Também foram detectados os primeiros casos na Alemanha, mas seu surto estava certamente em uma fase incipiente. “A Alemanha reconheceu seu surto muito cedo. Duas ou três semanas antes do que alguns países vizinhos”, disse o virologista Christian Drosten à revista Zeit. “Isso ocorreu porque fizemos muitos diagnósticos, testamos muito. Certamente perdemos casos nessa primeira fase. Mas não acho que tenhamos perdido um surto importante”.
Isso pode explicar sua taxa de mortalidade inferior. Por dois motivos. Primeiro, porque se a Alemanha detectou os casos desde o começo, terá detectado mais infectados jovens, que são os primeiros a se contaminar (viajam mais e têm mais contato com estrangeiros). Os jovens resistem melhor ao vírus. As mortes são mais comuns quando o vírus avança e pessoas mais velhas se contaminam.
O outro motivo é que as mortes demoram um certo tempo para ocorrer. Em muitos países vimos que as taxas de mortalidade subiram com o tempo. É o que aconteceu na Coreia do Sul, onde os testes são mais exaustivos e a mortalidade dobrou: passou de 0,5% a 1,1% entre 1 e 20 de março. Se o surto na Alemanha é mais recente que o da Espanha e Itália, seus números de letalidade poderão aumentar.
2. Os doentes alemães são mais jovens. Na Alemanha é publicada diariamente a idade de uma amostra dos infectados, por isso sabemos que sua idade média é de 47 anos e que somente 20% tem mais de 60 anos. São números semelhantes aos da Coreia (I), mas muito diferentes dos da Itália, em que a idade média dos infectados —detectados— é de 66 anos e em que 58% tem mais de 60 anos (I). Os doentes de Covid-19 mais idosos são casos com maior risco. A pirâmide da população de cada país também pode influenciar. A Itália é o país europeu com maior número de habitantes com mais de 65 anos (26%), enquanto na Coreia são somente 14%. Mas isso não ajuda a explicar o caso alemão, em que 25% das pessoas têm 65 anos ou mais.

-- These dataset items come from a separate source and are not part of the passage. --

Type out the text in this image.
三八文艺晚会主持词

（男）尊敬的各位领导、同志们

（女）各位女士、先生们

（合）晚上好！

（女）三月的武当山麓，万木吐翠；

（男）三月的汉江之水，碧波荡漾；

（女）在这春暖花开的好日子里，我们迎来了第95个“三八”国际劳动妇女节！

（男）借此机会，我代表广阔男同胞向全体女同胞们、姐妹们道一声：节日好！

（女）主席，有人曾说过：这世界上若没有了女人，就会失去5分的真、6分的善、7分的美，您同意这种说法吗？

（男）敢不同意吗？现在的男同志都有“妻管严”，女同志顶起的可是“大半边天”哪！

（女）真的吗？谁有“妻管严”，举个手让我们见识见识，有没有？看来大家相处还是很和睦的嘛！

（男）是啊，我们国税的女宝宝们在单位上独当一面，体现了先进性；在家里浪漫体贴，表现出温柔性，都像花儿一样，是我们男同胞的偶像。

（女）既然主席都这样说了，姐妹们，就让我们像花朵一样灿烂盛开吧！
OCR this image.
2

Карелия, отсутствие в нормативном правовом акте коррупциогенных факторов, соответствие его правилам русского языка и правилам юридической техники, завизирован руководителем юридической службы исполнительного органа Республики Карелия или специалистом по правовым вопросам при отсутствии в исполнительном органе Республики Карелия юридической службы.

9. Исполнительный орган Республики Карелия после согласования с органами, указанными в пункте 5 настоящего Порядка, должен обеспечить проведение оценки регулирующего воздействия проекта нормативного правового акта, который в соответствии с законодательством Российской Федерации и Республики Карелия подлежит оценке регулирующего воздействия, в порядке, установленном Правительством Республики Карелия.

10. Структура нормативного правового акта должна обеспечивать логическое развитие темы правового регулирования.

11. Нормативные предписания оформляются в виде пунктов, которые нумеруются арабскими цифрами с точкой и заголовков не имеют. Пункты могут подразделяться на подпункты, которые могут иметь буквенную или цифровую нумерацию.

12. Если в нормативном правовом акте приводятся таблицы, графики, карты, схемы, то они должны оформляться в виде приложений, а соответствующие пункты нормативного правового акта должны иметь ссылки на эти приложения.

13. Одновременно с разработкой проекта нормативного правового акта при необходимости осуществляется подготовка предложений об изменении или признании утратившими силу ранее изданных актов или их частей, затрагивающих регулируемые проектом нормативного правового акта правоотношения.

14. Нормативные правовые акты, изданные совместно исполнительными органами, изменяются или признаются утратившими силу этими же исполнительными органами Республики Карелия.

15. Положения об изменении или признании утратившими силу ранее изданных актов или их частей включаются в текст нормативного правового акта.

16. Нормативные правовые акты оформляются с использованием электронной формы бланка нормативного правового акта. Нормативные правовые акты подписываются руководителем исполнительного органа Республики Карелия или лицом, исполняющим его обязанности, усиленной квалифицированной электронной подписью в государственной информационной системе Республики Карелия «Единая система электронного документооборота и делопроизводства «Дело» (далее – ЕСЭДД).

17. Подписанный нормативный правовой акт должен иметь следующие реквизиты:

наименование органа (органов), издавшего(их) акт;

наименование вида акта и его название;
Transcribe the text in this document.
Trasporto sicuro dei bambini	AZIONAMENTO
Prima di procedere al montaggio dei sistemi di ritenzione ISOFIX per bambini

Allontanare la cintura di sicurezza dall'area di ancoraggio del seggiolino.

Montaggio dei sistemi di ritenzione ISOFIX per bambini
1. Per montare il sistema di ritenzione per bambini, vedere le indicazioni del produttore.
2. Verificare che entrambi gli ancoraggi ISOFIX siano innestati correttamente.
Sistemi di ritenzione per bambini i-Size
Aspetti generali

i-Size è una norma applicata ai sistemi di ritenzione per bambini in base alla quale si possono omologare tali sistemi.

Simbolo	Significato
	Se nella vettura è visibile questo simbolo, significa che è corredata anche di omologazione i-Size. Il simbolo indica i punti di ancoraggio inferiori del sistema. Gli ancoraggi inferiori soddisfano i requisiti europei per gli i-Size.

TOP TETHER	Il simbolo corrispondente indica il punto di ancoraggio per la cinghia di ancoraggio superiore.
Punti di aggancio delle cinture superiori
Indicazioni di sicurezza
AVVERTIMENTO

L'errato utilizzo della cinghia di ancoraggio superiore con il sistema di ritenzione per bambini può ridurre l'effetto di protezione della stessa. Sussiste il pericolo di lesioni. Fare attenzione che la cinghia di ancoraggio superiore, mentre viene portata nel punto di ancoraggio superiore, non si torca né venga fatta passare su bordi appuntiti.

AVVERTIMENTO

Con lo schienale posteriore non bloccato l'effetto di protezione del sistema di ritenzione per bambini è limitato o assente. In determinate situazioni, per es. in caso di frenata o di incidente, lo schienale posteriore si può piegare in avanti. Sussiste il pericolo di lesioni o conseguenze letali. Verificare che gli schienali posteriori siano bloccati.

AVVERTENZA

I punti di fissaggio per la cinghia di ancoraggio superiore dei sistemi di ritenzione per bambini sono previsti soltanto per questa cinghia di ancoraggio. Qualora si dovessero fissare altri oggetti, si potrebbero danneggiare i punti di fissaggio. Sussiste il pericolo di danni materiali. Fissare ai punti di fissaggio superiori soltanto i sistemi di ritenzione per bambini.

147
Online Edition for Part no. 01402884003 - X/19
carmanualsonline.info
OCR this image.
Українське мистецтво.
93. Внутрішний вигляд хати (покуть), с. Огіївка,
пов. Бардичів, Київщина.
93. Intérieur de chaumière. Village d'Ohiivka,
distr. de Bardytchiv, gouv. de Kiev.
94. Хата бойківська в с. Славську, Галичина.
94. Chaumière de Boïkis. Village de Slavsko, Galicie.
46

Também podem pesar fatores culturais. Os dados da China dizem que entre 75% e 80% dos contágios de Covid-19 ocorreram em núcleos familiares, como afirmou Bruce Aylward, da OMS, ao The New York Times. Mas o contato cotidiano entre jovens e idosos não é igual em todas as sociedades. Como sugere Moritz Kuhn, da Universidade de Bonn (Alemanha), as pessoas de 30 a 49 anos que moram com seus pais superam os 20% na Itália, China e Japão enquanto na Alemanha são pouco mais de 10%.
3. Por trás de tudo estão os testes. A Alemanha afirmou através do Instituto Robert Koch, o centro responsável pelo controle de doenças, que pode fazer 160.000 testes por semana. O país pode ter feito até 4.000 testes por milhão de pessoas, muito acima dos 625 por milhão feitos pela Espanha. É evidente que uma melhor detecção reduz as taxas brutas de letalidade para aproximá-las à realidade: se todas as infecções são contabilizadas – incluindo as mais leves –, a proporção de mortos por infectados será menor.
É o que também sugerem os números da Coreia do Sul. É o país que fez mais testes (mais de 5.000 por milhão de habitantes), e ainda que seu surto já tenha várias semanas, continua sendo um dos países com letalidade mais baixa, 1,1% que é frequentemente usado como referência.
É provável que a baixa letalidade do vírus na Alemanha se deva a uma mistura de várias coisas. Neste sábado, o Ministério da Saúde brasileiro aventou outra possibilidade para o sucesso na taxa de mortos do país de Angela Merkel: ter mais UTIs dos que seus vizinhos europeus. Seus números continuarão provavelmente longe dos da Espanha e da Itália, enquanto o país continuar sendo capaz de testar maciçamente. Mas se outro fator é que seu surto está em uma fase inicial, seus números de mortos aumentarão e a letalidade crescerá. A pergunta é quanto.